ICD-10-CM codes for interstitial cystitis can be found in the coding manual in Chapter 14. Diseases of the genitourinary system (N00-N99), and specifically under N30-N39 Other diseases of the urinary system (N30-N39) and N30 Cystitis.
Interstitial cystitis (chronic) is further broken down into two codes for without and with hematuria since blood in the urine (hematuria) is often the first sign of IC. These codes are:
N30.10 – Interstitial cystitis (chronic) without hematuria; and
N30.11 – Interstitial cystitis (chronic) with hematuria
Two common treatments for IC include a cystoscopy with hydrodistention and a bladder instillation.
Cystoscopy with hydrodistention (hydrodilation) is often done on an outpatient basis under general or local anesthesia. A physician inserts fluid into the bladder to stretch it and uses a cystoscope to look inside. This allows the physician to see any changes associated with IC, such as glomerulations or petechial hemorrhages (tiny red marks on the bladder wall). Hunner’s ulcers may also be seen in a small number of IC cases.
Depending on the anesthesia documented, one of these two codes may be reported:
52260 – Cystourethroscopy, with dilation of bladder for interstitial cystitis; general or conduction (spinal) anesthesia
52265 – Cystourethroscopy, with dilation of bladder for interstitial cystitis; local anesthesia
These codes may only be used when the procedure is performed on IC patients.
In a bladder instillation, the physician fills the bladder with a therapeutic solution, or bladder cocktail, through a catheter. There may be several different drugs in the cocktail.
When reporting for a bladder instillation, the following CPT code should be assigned:
51700 – Bladder irrigation, simple, lavage and/or instillation
Per AMA Guidelines, “Codes 51701-51702 are reported only when performed independently. Do not report 51701-51702 when catheter insertion is an inclusive component of another procedure.”
As a rule, local anesthesia, if used, is not billed separately, as it is considered part of the initial procedure. The use of lidocaine or other local analgesic is also not usually reported separately.
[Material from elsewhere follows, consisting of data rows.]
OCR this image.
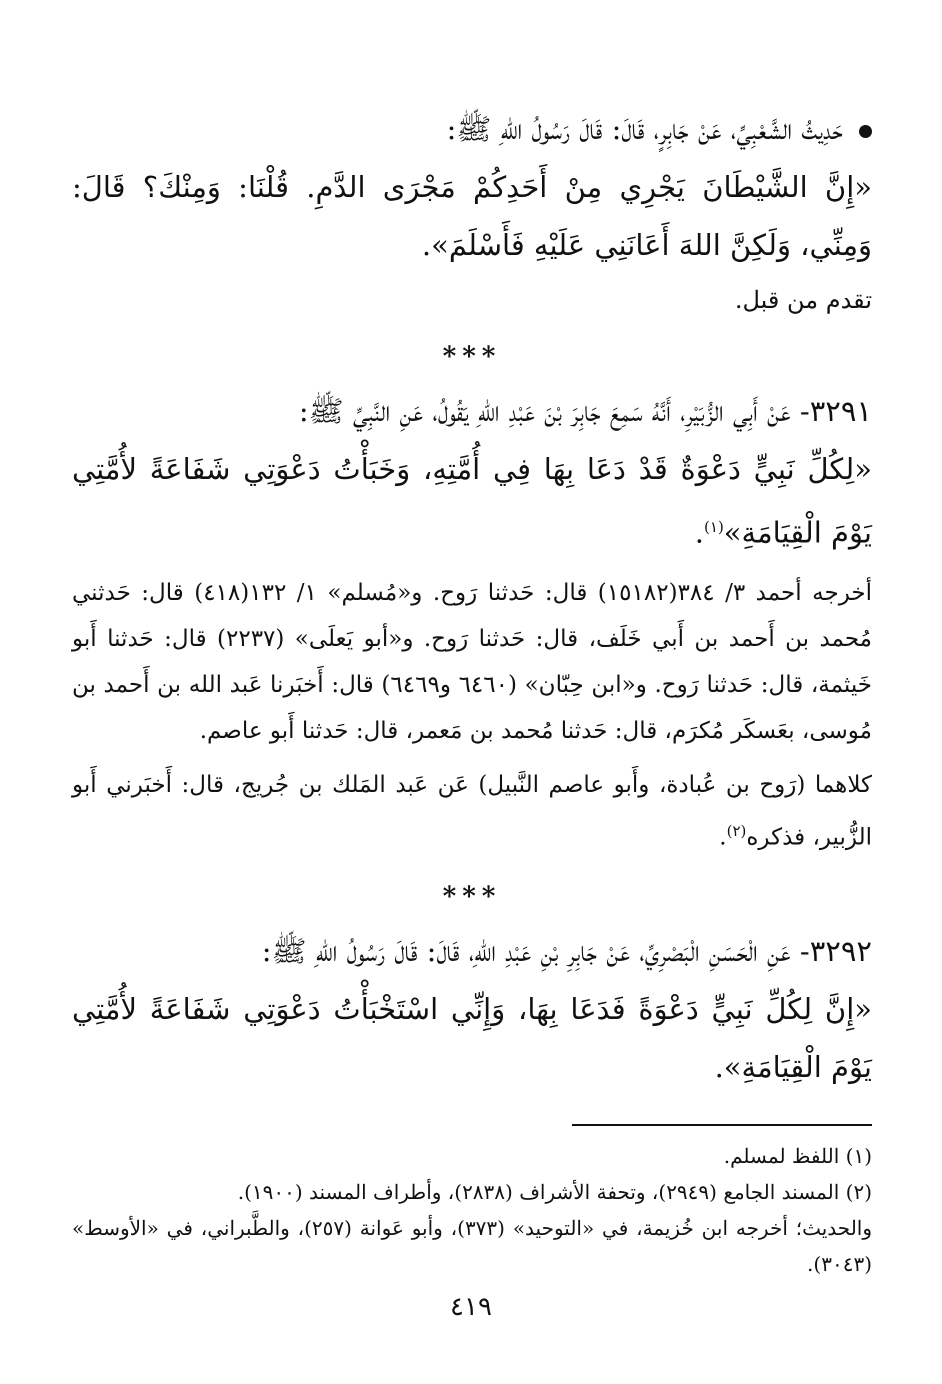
حَدِيثُ الشَّعْبِيِّ، عَنْ جَابِرٍ، قَالَ: قَالَ رَسُولُ اللهِ ﷺ:

«إِنَّ الشَّيْطَانَ يَجْرِي مِنْ أَحَدِكُمْ مَجْرَى الدَّمِ. قُلْنَا: وَمِنْكَ؟ قَالَ: وَمِنِّي، وَلَكِنَّ اللهَ أَعَانَنِي عَلَيْهِ فَأَسْلَمَ».

تقدم من قبل.

***

٣٢٩١- عَنْ أَبِي الزُّبَيْرِ، أَنَّهُ سَمِعَ جَابِرَ بْنَ عَبْدِ اللهِ يَقُولُ، عَنِ النَّبِيِّ ﷺ:

«لِكُلِّ نَبِيٍّ دَعْوَةٌ قَدْ دَعَا بِهَا فِي أُمَّتِهِ، وَخَبَأْتُ دَعْوَتِي شَفَاعَةً لأُمَّتِي يَوْمَ الْقِيَامَةِ»$^{(١)}$.

أخرجه أحمد ٣/ ٣٨٤(١٥١٨٢) قال: حَدثنا رَوح. و«مُسلم» ١/ ١٣٢(٤١٨) قال: حَدثني مُحمد بن أَحمد بن أَبي خَلَف، قال: حَدثنا رَوح. و«أبو يَعلَى» (٢٢٣٧) قال: حَدثنا أَبو خَيثمة، قال: حَدثنا رَوح. و«ابن حِبّان» (٦٤٦٠ و٦٤٦٩) قال: أَخبَرنا عَبد الله بن أَحمد بن مُوسى، بعَسكَر مُكرَم، قال: حَدثنا مُحمد بن مَعمر، قال: حَدثنا أَبو عاصم.

كلاهما (رَوح بن عُبادة، وأَبو عاصم النَّبيل) عَن عَبد المَلك بن جُريج، قال: أَخبَرني أَبو الزُّبير، فذكره$^{(٢)}$.

***

٣٢٩٢- عَنِ الْحَسَنِ الْبَصْرِيِّ، عَنْ جَابِرِ بْنِ عَبْدِ اللهِ، قَالَ: قَالَ رَسُولُ اللهِ ﷺ:

«إِنَّ لِكُلِّ نَبِيٍّ دَعْوَةً فَدَعَا بِهَا، وَإِنِّي اسْتَخْبَأْتُ دَعْوَتِي شَفَاعَةً لأُمَّتِي يَوْمَ الْقِيَامَةِ».

(١) اللفظ لمسلم.

(٢) المسند الجامع (٢٩٤٩)، وتحفة الأشراف (٢٨٣٨)، وأطراف المسند (١٩٠٠).

والحديث؛ أخرجه ابن خُزيمة، في «التوحيد» (٣٧٣)، وأبو عَوانة (٢٥٧)، والطَّبراني، في «الأوسط» (٣٠٤٣).

٤١٩
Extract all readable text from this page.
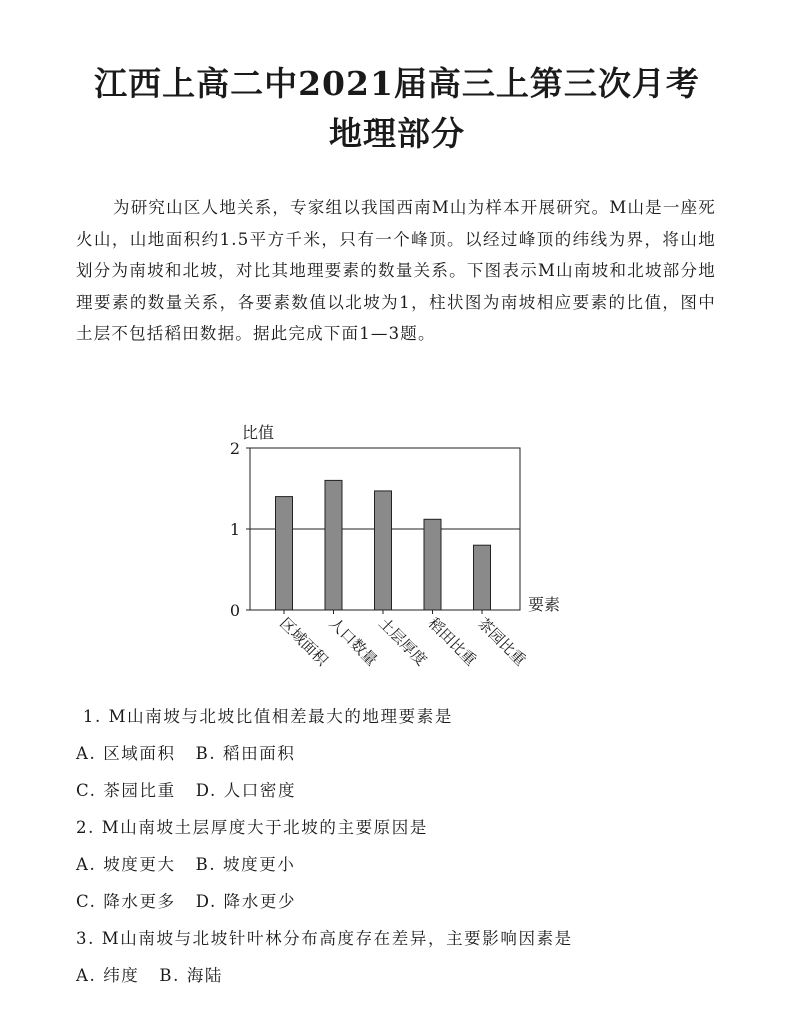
江西上高二中2021届高三上第三次月考
地理部分

为研究山区人地关系，专家组以我国西南M山为样本开展研究。M山是一座死火山，山地面积约1.5平方千米，只有一个峰顶。以经过峰顶的纬线为界，将山地划分为南坡和北坡，对比其地理要素的数量关系。下图表示M山南坡和北坡部分地理要素的数量关系，各要素数值以北坡为1，柱状图为南坡相应要素的比值，图中土层不包括稻田数据。据此完成下面1—3题。

比值
要素
0
1
2
区域面积
人口数量
土层厚度
稻田比重
茶园比重
1. M山南坡与北坡比值相差最大的地理要素是
A. 区域面积 B. 稻田面积
C. 茶园比重 D. 人口密度
2. M山南坡土层厚度大于北坡的主要原因是
A. 坡度更大 B. 坡度更小
C. 降水更多 D. 降水更少
3. M山南坡与北坡针叶林分布高度存在差异，主要影响因素是
A. 纬度 B. 海陆
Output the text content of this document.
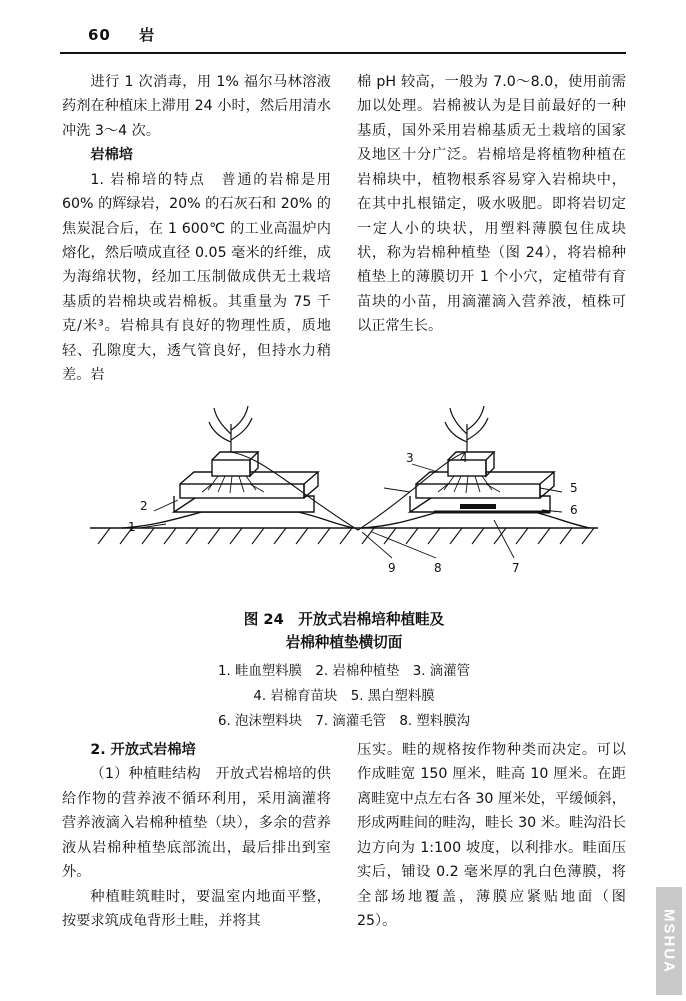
60 岩

进行 1 次消毒，用 1% 福尔马林溶液药剂在种植床上滞用 24 小时，然后用清水冲洗 3～4 次。

岩棉培

1. 岩棉培的特点　普通的岩棉是用 60% 的辉绿岩，20% 的石灰石和 20% 的焦炭混合后，在 1 600℃ 的工业高温炉内熔化，然后喷成直径 0.05 毫米的纤维，成为海绵状物，经加工压制做成供无土栽培基质的岩棉块或岩棉板。其重量为 75 千克/米³。岩棉具有良好的物理性质，质地轻、孔隙度大，透气管良好，但持水力稍差。岩

棉 pH 较高，一般为 7.0～8.0，使用前需加以处理。岩棉被认为是目前最好的一种基质，国外采用岩棉基质无土栽培的国家及地区十分广泛。岩棉培是将植物种植在岩棉块中，植物根系容易穿入岩棉块中，在其中扎根锚定，吸水吸肥。即将岩切定一定人小的块状，用塑料薄膜包住成块状，称为岩棉种植垫（图 24），将岩棉种植垫上的薄膜切开 1 个小穴，定植带有育苗块的小苗，用滴灌滴入营养液，植株可以正常生长。

1
2
3	4
5
6
7
8
9
图 24　开放式岩棉培种植畦及
岩棉种植垫横切面
1. 畦血塑料膜　2. 岩棉种植垫　3. 滴灌管
4. 岩棉育苗块　5. 黑白塑料膜
6. 泡沫塑料块　7. 滴灌毛管　8. 塑料膜沟

2. 开放式岩棉培

（1）种植畦结构　开放式岩棉培的供给作物的营养液不循环利用，采用滴灌将营养液滴入岩棉种植垫（块），多余的营养液从岩棉种植垫底部流出，最后排出到室外。

种植畦筑畦时，要温室内地面平整，按要求筑成龟背形土畦，并将其

压实。畦的规格按作物种类而决定。可以作成畦宽 150 厘米，畦高 10 厘米。在距离畦宽中点左右各 30 厘米处，平缓倾斜，形成两畦间的畦沟，畦长 30 米。畦沟沿长边方向为 1:100 坡度，以利排水。畦面压实后，铺设 0.2 毫米厚的乳白色薄膜，将全部场地覆盖，薄膜应紧贴地面（图 25）。	MSHUA
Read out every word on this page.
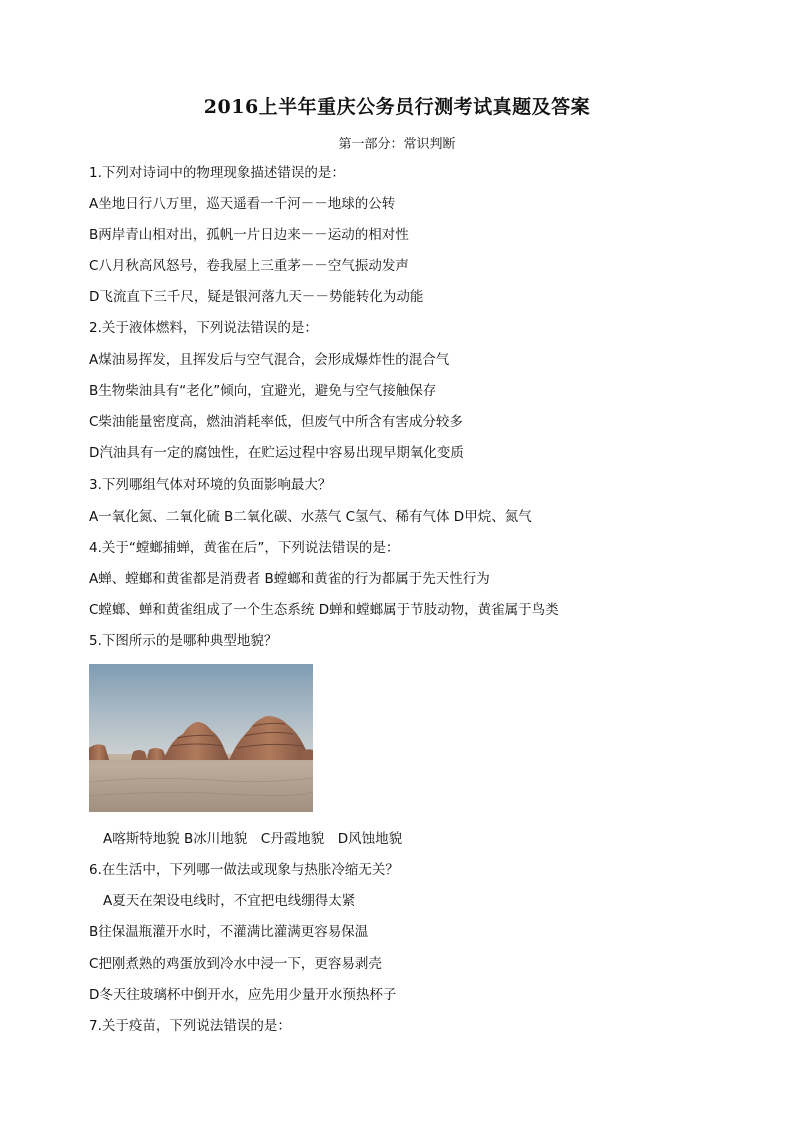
2016上半年重庆公务员行测考试真题及答案
第一部分：常识判断
1.下列对诗词中的物理现象描述错误的是：
A坐地日行八万里，巡天遥看一千河－－地球的公转
B两岸青山相对出，孤帆一片日边来－－运动的相对性
C八月秋高风怒号，卷我屋上三重茅－－空气振动发声
D飞流直下三千尺，疑是银河落九天－－势能转化为动能
2.关于液体燃料，下列说法错误的是：
A煤油易挥发，且挥发后与空气混合，会形成爆炸性的混合气
B生物柴油具有“老化”倾向，宜避光，避免与空气接触保存
C柴油能量密度高，燃油消耗率低，但废气中所含有害成分较多
D汽油具有一定的腐蚀性，在贮运过程中容易出现早期氧化变质
3.下列哪组气体对环境的负面影响最大？
A一氧化氮、二氧化硫 B二氧化碳、水蒸气 C氢气、稀有气体 D甲烷、氮气
4.关于“螳螂捕蝉，黄雀在后”，下列说法错误的是：
A蝉、螳螂和黄雀都是消费者 B螳螂和黄雀的行为都属于先天性行为
C螳螂、蝉和黄雀组成了一个生态系统 D蝉和螳螂属于节肢动物，黄雀属于鸟类
5.下图所示的是哪种典型地貌？
A喀斯特地貌 B冰川地貌　C丹霞地貌　D风蚀地貌
6.在生活中，下列哪一做法或现象与热胀冷缩无关？
A夏天在架设电线时，不宜把电线绷得太紧
B往保温瓶灌开水时，不灌满比灌满更容易保温
C把刚煮熟的鸡蛋放到冷水中浸一下，更容易剥壳
D冬天往玻璃杯中倒开水，应先用少量开水预热杯子
7.关于疫苗，下列说法错误的是：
Besides CPT code 51700 for the bladder instillation, you will also need to report the code for the drug instilled. For example, if the documentation indicates that 50 ml of dimethyl sulfoxide (DMSO) 50% aqueous irrigation solution was instilled into the bladder, the appropriate HCPCS code would be:
J1212 – Injection, DMSO, dimethyl sulfoxide, 50%, 50 ml
According to United Healthcare’s Policy Guideline, coverage of DMSO will depend on the individual insurance plan and what is reasonable and necessary. DMSO may not be considered reasonable and necessary for treatment of another condition other than interstitial cystitis.
Hopefully, you now have a better understanding of interstitial cystitis and how it is diagnosed and treated. In addition, you can hopefully assign the appropriate ICD-10-CM code for IC with and without hematuria and the CPT and HCPCS codes for two common treatments of IC (cystoscopy with hydrodistention and bladder instillation/DMSO).
The following video also explains interstitial cystitis and its treatments.
The ICD-10-CM and CPT/HCPCS codes provided here remain current and accurate based on the 2020 coding changes.